Was würde also helfen, die Personalnot schnell zu lindern? Der KURIER hat drei der aktuell kursierenden Ideen mit Experten besprochen.
Geldprämien
Mit mehr oder weniger großzügigen Geldgeschenken versuchen derzeit die Spitalsträger, Personal an sich zu binden. Der Wiener Gesundheitsverbund (Wigev) etwa zahlt Mitarbeitern, die einen neuen Kollegen anwerben, einen Bonus über 1.000 Euro. Die Wiener Ärztekammer fordert gleich eine Prämie von 24.000 Euro für Bestandspersonal und Rückkehrer, die sich verpflichten, für zwei Jahre im Wigev zu bleiben.

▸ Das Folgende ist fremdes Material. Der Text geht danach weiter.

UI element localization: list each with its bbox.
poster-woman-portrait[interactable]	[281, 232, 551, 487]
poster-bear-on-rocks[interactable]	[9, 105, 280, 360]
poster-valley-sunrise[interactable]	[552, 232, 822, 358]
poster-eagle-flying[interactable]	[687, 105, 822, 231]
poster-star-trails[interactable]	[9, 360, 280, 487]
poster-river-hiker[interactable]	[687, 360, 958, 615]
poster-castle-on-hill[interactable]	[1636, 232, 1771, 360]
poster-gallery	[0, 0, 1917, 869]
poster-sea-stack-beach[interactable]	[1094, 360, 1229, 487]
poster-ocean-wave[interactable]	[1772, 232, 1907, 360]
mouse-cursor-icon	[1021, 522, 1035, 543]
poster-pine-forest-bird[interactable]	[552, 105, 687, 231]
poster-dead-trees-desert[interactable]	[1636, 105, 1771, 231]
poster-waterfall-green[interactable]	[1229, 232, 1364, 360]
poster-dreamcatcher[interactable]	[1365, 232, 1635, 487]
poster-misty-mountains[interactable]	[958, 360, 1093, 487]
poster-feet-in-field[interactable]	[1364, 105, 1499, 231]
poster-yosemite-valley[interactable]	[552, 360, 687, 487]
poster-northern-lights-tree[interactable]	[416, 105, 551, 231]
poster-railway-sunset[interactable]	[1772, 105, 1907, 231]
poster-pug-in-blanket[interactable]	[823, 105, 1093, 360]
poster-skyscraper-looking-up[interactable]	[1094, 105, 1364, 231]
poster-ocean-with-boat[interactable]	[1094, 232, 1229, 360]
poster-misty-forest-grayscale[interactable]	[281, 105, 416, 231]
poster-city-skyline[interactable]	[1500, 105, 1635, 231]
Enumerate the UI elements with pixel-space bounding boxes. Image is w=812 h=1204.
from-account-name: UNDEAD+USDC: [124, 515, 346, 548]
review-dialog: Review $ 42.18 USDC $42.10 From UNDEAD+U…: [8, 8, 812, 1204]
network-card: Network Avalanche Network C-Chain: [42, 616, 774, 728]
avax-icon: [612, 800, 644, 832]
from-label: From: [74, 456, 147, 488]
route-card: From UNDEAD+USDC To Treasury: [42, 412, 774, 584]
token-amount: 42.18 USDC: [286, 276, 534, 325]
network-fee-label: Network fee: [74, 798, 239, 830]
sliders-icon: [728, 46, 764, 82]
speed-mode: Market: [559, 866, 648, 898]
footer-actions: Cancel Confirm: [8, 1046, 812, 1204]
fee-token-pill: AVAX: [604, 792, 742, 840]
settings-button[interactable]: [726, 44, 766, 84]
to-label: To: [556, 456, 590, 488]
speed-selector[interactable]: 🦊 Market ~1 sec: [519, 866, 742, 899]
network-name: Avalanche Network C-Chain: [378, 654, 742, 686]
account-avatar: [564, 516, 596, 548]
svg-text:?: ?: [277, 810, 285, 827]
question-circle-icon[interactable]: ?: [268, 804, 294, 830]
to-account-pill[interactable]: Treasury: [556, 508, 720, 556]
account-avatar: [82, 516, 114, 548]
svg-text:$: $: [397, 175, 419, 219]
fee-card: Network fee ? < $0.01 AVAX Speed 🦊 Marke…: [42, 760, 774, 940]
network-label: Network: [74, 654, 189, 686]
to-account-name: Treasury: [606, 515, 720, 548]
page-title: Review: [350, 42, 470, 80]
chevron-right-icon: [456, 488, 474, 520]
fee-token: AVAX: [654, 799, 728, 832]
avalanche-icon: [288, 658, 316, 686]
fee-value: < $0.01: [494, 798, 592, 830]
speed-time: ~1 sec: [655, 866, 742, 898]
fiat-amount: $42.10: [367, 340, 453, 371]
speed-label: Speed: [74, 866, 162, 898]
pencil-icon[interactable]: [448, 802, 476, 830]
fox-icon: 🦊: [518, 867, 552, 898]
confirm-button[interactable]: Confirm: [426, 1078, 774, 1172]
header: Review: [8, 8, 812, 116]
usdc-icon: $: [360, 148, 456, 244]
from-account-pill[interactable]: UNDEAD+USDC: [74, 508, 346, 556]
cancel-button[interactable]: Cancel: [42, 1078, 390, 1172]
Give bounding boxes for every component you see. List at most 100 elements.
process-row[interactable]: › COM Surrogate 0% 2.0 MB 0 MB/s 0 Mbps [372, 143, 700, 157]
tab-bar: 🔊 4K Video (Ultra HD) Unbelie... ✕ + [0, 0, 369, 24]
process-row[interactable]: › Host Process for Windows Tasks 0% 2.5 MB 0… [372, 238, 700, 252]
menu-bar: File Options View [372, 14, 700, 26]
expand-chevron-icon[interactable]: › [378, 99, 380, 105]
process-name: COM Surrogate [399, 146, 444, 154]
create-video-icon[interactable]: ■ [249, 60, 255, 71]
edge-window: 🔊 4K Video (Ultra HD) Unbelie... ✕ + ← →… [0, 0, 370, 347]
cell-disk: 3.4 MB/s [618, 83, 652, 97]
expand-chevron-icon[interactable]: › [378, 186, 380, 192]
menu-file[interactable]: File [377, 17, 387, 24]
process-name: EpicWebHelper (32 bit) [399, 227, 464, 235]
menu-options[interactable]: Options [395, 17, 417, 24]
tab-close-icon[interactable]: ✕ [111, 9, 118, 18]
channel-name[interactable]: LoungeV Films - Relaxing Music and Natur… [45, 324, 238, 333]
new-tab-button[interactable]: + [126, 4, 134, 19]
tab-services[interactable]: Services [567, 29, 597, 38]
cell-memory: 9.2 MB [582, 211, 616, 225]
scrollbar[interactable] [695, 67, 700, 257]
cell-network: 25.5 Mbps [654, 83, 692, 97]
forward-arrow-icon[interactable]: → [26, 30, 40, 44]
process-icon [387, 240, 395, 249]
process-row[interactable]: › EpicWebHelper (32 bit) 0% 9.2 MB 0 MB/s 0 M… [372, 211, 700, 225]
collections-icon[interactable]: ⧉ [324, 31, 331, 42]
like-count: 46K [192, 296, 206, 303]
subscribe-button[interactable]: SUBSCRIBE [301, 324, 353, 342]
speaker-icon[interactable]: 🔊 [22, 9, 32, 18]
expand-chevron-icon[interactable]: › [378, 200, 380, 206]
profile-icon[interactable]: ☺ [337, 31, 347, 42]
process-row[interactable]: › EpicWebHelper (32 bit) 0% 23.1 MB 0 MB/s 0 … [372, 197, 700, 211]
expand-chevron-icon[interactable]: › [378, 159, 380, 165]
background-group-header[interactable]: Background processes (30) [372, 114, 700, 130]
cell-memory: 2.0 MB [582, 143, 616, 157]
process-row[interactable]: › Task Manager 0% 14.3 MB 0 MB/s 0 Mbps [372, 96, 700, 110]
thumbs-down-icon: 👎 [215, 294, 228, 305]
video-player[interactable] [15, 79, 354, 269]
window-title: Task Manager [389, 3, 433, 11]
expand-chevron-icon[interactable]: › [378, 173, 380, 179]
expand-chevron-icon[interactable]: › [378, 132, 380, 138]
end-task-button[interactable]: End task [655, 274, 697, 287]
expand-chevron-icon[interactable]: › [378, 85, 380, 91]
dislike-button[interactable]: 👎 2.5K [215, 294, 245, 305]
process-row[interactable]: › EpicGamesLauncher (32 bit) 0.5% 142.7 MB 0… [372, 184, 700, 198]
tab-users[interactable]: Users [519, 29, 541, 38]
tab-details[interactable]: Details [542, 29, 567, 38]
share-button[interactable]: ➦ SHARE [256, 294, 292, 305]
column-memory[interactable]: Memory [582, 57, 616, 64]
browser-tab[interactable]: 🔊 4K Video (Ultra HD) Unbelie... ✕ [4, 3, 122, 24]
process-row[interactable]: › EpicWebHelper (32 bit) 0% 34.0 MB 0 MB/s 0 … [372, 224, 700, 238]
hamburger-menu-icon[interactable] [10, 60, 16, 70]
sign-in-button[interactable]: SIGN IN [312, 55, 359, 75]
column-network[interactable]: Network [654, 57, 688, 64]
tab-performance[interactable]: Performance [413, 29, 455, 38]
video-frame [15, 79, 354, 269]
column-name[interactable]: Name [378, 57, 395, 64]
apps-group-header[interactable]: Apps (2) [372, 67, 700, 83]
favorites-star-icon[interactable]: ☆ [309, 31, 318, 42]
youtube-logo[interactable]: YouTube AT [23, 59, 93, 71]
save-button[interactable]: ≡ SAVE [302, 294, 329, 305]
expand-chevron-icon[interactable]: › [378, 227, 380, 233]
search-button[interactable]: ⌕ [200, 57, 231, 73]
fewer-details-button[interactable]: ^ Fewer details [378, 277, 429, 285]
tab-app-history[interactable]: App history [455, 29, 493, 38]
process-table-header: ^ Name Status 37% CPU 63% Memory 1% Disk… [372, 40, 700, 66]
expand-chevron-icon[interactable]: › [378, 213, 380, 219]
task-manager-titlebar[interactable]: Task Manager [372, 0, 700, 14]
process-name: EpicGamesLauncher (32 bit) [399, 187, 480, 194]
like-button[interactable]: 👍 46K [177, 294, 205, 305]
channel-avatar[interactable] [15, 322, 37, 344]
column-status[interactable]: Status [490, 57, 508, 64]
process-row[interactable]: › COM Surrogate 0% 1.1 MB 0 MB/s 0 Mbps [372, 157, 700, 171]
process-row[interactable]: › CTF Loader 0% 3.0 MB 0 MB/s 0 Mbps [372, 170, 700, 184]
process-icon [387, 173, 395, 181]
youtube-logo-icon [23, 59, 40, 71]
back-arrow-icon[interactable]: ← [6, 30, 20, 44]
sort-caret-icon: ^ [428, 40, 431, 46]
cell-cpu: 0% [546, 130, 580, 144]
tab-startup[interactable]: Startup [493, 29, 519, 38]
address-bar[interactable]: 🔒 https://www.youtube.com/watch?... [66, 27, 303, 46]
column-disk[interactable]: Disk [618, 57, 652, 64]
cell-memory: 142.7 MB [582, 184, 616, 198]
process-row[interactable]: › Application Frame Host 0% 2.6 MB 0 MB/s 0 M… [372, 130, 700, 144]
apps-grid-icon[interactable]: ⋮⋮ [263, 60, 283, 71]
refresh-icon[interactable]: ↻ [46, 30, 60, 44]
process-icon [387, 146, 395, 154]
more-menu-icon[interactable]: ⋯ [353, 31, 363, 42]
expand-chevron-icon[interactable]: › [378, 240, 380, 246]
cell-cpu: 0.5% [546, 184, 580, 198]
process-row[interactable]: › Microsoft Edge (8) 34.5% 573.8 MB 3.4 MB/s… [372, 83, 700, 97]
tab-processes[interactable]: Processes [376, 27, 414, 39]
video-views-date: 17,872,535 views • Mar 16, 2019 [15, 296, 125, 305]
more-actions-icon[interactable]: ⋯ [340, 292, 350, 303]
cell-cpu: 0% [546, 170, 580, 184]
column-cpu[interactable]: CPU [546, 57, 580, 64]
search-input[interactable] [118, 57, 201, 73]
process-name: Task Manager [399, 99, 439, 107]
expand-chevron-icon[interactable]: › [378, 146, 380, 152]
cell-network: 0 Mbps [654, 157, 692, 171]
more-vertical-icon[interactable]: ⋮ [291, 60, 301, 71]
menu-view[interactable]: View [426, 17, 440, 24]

Gesundheitsökonom Thomas Czypionka bezweifelt die Wirkung solcher Einmalzahlungen. „Sinnvoller wäre ein Gesamtpaket aus einer Gehaltserhöhung und einer Entlastung der Ärzte von Verwaltungstätigkeit.“ Im Gegenzug ließe sich die Pflege motivieren, indem man ihre Arbeit aufwerte. Der Experte weist darauf hin, dass die Personalprobleme nicht flächendeckend, sondern eher punktuell an einzelnen Abteilungen auftreten würden. Für ihn ein Hinweis darauf, dass sich durchaus auch mit einem guten Management auf Abteilungsebene das Arbeitsklima so gestalten lasse, dass das Personal bleibt.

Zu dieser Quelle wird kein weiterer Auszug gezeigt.